Will AT&T (T) Disappoint Earnings Estimates this Season?

Zacks

Leading telecom company AT&T, Inc. (T) is scheduled to release its third-quarter 2014 financial numbers after the closing bell on Oct 23.

In the last reported quarter, the company had delivered a negative earnings surprise of 1.6%. Let’s see how things are shaping up prior to this announcement.

Factors Likely to Influence this Quarter

AT&T is likely to witness strong momentum in both its Wireline and Wireless businesses. Continued strength in the smartphone business owing to the mobile share plan is driving the carrier’s wireless business. With respect to the Wireline segment, management expects positive business trends to continue in the coming quarter driven by strong business revenues and enhanced strategic services.
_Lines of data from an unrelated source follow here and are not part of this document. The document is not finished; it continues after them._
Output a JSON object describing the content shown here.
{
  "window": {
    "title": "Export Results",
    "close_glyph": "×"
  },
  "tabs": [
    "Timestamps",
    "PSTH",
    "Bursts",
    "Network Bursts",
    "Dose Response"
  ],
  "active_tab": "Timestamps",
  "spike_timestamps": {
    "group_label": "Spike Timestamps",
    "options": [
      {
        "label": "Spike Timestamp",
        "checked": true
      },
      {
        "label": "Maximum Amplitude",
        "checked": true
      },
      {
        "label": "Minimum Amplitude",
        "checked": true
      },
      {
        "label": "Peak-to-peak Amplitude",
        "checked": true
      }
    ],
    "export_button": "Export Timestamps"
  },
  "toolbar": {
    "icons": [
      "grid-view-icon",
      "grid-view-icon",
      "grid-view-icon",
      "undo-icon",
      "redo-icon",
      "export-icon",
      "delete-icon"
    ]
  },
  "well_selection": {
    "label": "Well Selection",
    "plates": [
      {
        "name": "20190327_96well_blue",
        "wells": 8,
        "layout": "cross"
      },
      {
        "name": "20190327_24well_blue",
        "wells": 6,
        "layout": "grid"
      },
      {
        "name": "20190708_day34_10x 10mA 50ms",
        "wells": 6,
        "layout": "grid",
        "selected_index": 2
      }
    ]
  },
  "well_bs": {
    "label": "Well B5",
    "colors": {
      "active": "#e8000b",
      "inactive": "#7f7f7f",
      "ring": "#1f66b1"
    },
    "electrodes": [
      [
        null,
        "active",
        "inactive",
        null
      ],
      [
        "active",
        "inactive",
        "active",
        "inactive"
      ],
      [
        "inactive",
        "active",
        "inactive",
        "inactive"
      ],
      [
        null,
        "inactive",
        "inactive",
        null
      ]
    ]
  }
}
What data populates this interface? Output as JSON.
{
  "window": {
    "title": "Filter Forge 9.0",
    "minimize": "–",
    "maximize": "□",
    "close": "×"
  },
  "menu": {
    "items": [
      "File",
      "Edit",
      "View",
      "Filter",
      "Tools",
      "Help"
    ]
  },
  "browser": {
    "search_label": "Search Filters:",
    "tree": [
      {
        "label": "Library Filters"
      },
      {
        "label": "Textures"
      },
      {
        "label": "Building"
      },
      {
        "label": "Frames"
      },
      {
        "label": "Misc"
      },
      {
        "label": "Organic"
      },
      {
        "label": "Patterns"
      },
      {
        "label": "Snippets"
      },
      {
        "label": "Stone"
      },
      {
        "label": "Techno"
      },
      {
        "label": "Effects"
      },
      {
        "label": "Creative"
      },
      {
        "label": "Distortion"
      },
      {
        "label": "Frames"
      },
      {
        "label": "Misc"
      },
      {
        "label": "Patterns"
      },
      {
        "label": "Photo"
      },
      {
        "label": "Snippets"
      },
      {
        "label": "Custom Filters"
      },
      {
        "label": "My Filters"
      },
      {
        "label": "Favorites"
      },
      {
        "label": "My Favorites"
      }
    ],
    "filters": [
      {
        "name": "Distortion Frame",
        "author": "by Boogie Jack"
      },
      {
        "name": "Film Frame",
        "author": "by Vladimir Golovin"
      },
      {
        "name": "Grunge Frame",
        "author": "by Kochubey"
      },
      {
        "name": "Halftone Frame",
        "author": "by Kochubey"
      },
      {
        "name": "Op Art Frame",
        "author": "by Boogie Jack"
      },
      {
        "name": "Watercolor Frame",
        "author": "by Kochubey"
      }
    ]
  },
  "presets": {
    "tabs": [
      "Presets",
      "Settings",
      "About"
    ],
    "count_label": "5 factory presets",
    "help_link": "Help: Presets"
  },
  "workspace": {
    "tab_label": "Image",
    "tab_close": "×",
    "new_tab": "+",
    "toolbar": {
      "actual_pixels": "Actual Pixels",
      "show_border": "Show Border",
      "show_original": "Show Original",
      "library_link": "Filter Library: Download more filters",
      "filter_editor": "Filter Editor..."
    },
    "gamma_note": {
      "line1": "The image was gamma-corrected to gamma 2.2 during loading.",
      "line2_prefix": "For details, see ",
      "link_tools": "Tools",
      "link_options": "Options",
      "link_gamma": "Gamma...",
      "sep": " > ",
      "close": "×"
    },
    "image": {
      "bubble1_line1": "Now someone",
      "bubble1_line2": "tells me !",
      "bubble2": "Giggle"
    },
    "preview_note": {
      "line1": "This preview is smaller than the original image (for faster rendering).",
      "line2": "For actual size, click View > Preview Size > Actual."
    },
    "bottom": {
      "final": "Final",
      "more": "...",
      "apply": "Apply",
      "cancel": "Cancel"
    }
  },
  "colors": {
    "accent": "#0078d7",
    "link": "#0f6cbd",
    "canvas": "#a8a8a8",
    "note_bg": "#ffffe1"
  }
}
However, the company faces several limitations in the wireless spectrum division. It recently received a restriction from the Federal Communications Commission (FCC) regarding substantial airwave acquisitions in the upcoming auction. On the financial front, promotional costs associated with Project Velocity IP (VIP) and Agile pose major impediments in the company’s growth trajectory.

Earnings Whispers?

Our proven model does not conclusively show that AT&T is likely to beat the Zacks Consensus Estimate this quarter. This is because a stock needs to have both a positive Earnings ESP and a Zacks Rank #1, 2 or 3 for this to happen. Unfortunately, that is not the case here as elaborated below.

Zacks ESP: AT&T has a negative Zacks ESP of -1.56%. This is because the Most Accurate estimate stands at 63 cents while the Zacks Consensus Estimate is pegged higher at 64 cents.

Zacks Rank: AT&T carries a Zacks Rank #3 (Hold) which increases the predictive power of ESP. However, we need to have a positive ESP to be confident of an earnings surprise.

On the other hand, we caution against stocks with Zacks Rank #4 and 5 (Sell-rated stocks) going into the earnings announcement, especially when the company is seeing negative estimate revisions.

Stocks to Consider

Here are some companies to consider as our model shows they have the right combination of elements to post an earnings beat this quarter.

Silver Spring Networks, Inc. (SSNI) has an earnings ESP of +10.53% and carries a Zacks Rank #3.

Liberty Interactive Corporation (QVCA) has an earnings ESP of +10.00% and a Zacks Rank #3.

DragonWave Inc. (DRWI) has an earnings ESP of +16.67% and a Zacks Rank #3.